For detailed examples, see the Examples README.
tlidb/TLiDB/
holds the code related to data (datasets, dataloaders, metrics, etc.). If you are interested in utilizing our datasets and metrics but would like to train models using your own training scripts, take a look at the example usage in TLiDB README.
- tlidb/TLiDB is the folder holding the code for data handling
- tlidb/TLiDB/data_loaders contains code for data_loaders
- tlidb/TLiDB/data is the destination folder for downloaded datasets (if installed from source, otherwise data is in .cache/tlidb/data)
- tlidb/TLiDB/datasets contains code for dataset loading and preprocessing
- tlidb/TLiDB/metrics contains code for loss and evaluation metrics
- tlidb/TLiDB/utils contains utility files
- tlidb/examples contains sample code for training and evaluating models
- tlidb/examples/algorithms contains code which trains and evaluates a model
- tlidb/examples/models contains code to define a model
- tlidb/examples/configs contains code for model configurations
- /dataset_preprocessing is for reproducability purposes. It contains scripts used to preprocess the TLiDB datasets from their original form into the standardized TLiDB format
If you find issues, please open an issue here.

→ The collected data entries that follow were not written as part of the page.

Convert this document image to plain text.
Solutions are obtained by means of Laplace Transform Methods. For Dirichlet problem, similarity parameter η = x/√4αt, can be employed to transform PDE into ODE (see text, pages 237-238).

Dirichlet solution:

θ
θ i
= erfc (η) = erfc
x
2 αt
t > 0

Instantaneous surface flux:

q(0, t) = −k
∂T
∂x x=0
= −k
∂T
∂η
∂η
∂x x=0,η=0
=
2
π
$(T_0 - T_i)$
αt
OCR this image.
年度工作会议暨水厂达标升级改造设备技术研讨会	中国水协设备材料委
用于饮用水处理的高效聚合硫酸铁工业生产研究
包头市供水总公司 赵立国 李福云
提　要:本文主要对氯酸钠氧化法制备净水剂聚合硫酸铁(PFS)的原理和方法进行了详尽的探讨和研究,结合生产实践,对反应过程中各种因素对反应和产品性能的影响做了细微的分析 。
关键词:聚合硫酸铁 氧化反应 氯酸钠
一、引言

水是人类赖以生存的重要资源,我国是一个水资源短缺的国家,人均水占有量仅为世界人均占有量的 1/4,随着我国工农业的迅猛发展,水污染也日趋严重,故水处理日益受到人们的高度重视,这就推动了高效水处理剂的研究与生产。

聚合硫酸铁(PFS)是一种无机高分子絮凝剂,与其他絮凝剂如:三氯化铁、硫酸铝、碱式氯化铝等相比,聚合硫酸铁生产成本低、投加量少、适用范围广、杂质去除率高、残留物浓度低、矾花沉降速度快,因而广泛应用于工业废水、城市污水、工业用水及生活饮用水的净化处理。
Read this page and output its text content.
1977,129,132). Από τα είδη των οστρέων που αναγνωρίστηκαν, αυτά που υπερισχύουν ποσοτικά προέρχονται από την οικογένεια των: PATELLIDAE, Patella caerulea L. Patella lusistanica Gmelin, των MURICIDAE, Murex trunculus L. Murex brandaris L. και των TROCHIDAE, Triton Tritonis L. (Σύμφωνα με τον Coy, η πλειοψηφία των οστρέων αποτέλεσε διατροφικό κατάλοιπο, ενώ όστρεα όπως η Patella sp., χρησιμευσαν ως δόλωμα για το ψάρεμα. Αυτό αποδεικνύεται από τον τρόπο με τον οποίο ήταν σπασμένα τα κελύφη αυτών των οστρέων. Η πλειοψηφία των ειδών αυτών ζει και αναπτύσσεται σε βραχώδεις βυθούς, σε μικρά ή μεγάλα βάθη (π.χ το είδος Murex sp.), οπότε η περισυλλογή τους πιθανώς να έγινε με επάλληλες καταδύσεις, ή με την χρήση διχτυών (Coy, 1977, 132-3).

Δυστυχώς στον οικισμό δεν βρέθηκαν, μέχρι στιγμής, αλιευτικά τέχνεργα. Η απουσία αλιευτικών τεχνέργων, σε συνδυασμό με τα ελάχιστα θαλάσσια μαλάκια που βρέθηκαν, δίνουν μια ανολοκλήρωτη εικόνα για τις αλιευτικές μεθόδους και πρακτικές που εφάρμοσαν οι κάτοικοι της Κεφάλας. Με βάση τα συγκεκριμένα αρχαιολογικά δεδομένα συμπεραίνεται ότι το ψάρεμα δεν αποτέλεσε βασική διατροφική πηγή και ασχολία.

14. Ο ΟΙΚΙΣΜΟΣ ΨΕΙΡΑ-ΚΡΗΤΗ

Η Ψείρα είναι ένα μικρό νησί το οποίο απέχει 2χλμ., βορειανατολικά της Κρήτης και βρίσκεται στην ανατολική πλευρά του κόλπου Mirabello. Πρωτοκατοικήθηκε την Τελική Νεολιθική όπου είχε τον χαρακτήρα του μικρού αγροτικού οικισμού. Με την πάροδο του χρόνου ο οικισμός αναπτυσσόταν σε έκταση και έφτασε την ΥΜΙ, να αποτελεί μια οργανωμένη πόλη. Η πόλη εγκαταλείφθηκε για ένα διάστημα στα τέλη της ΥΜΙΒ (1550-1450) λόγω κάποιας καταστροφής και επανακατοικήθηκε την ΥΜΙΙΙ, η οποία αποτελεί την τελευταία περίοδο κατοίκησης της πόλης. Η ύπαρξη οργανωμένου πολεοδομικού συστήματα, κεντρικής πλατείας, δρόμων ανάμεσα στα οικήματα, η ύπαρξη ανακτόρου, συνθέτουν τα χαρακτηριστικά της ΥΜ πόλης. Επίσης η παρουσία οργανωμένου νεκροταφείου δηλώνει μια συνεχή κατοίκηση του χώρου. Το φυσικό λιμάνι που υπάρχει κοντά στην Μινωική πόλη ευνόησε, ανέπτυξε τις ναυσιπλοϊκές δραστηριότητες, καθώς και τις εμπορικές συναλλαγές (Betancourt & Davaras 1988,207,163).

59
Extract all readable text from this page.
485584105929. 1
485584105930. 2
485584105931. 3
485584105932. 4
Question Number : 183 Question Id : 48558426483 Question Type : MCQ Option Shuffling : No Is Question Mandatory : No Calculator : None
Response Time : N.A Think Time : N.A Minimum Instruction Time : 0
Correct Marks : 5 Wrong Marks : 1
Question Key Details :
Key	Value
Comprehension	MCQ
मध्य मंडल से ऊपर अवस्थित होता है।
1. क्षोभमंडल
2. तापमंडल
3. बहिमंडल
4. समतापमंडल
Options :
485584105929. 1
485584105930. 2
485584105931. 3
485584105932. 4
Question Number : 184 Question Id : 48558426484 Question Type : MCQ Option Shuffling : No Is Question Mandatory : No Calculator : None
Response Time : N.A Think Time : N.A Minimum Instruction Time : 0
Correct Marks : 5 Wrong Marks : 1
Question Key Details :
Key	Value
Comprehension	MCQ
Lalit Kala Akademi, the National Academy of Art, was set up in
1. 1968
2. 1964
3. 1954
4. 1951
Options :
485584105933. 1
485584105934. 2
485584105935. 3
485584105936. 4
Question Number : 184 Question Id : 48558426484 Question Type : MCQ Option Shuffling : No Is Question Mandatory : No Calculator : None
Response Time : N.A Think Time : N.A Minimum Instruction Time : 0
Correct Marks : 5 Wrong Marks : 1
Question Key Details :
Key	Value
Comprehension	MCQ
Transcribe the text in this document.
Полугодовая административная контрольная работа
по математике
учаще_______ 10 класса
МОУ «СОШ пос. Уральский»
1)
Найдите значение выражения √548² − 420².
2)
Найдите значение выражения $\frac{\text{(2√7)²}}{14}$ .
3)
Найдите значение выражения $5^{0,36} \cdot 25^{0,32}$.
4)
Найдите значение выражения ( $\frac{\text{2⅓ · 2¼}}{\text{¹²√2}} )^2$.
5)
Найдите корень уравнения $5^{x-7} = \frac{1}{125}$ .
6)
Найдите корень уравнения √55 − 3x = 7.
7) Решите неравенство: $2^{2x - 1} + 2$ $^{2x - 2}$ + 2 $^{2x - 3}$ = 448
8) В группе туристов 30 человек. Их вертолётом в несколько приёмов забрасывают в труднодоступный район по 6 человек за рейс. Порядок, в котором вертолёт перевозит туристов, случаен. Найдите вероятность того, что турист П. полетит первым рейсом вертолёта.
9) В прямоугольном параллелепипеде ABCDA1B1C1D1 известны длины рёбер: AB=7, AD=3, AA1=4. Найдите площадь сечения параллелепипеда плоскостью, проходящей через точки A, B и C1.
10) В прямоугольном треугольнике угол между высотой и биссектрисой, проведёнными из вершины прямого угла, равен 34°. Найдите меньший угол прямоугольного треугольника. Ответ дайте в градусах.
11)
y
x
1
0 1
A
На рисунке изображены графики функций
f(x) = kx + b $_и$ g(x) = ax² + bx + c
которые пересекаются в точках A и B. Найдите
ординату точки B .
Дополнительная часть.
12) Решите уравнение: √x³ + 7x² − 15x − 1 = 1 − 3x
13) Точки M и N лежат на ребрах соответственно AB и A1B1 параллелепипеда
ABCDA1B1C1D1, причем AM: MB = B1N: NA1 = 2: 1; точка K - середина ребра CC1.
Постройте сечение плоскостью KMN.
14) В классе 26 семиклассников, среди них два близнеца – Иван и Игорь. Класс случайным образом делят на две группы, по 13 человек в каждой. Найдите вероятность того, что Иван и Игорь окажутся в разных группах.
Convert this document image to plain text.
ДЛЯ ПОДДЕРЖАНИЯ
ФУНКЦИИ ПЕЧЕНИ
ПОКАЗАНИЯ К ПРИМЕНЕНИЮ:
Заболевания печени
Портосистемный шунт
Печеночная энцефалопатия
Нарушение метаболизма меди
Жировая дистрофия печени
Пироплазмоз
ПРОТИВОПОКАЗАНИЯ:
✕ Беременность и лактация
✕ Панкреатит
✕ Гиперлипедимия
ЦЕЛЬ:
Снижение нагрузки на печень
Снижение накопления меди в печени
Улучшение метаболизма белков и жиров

If you have dataset or model requests, please add a new discussion here.
We encourage outside contributions to the project!
If you use the FETA datasets in your work, please cite the FETA paper:
@inproceedings{albalak-etal-2022-feta,
title = "{FETA}: A Benchmark for Few-Sample Task Transfer in Open-Domain Dialogue",
author = "Albalak, Alon and
Tuan, Yi-Lin and
Jandaghi, Pegah and
Pryor, Connor and
Yoffe, Luke and
Ramachandran, Deepak and
Getoor, Lise and
Pujara, Jay and
Wang, William Yang",
booktitle = "Proceedings of the 2022 Conference on Empirical Methods in Natural Language Processing",
month = dec,
year = "2022",
address = "Abu Dhabi, United Arab Emirates",
publisher = "Association for Computational Linguistics",
url = "https://aclanthology.org/2022.emnlp-main.751",
pages = "10936--10953",
abstract = "Task transfer, transferring knowledge contained in related tasks, holds the promise of reducing the quantity of labeled data required to fine-tune language models. Dialogue understanding encompasses many diverse tasks, yet task transfer has not been thoroughly studied in conversational AI. This work explores conversational task transfer by introducing FETA: a benchmark for FEw-sample TAsk transfer in open-domain dialogue.FETA contains two underlying sets of conversations upon which there are 10 and 7 tasks annotated, enabling the study of intra-dataset task transfer; task transfer without domain adaptation. We utilize three popular language models and three learning algorithms to analyze the transferability between 132 source-target task pairs and create a baseline for future work.We run experiments in the single- and multi-source settings and report valuable findings, e.g., most performance trends are model-specific, and span extraction and multiple-choice tasks benefit the most from task transfer.In addition to task transfer, FETA can be a valuable resource for future research into the efficiency and generalizability of pre-training datasets and model architectures, as well as for learning settings such as continual and multitask learning.",
}
If you use TLiDB in your work, please cite the repository:
@software{Albalak_The_Transfer_Learning_2022,
author = {Albalak, Alon},
doi = {10.5281/zenodo.6374360},
month = {3},
title = {{The Transfer Learning in Dialogue Benchmarking Toolkit}},
url = {https://github.com/alon-albalak/TLiDB},
version = {1.0.0},
year = {2022}
}
The design of TLiDB was based the wilds project, and the Open Graph Benchmark.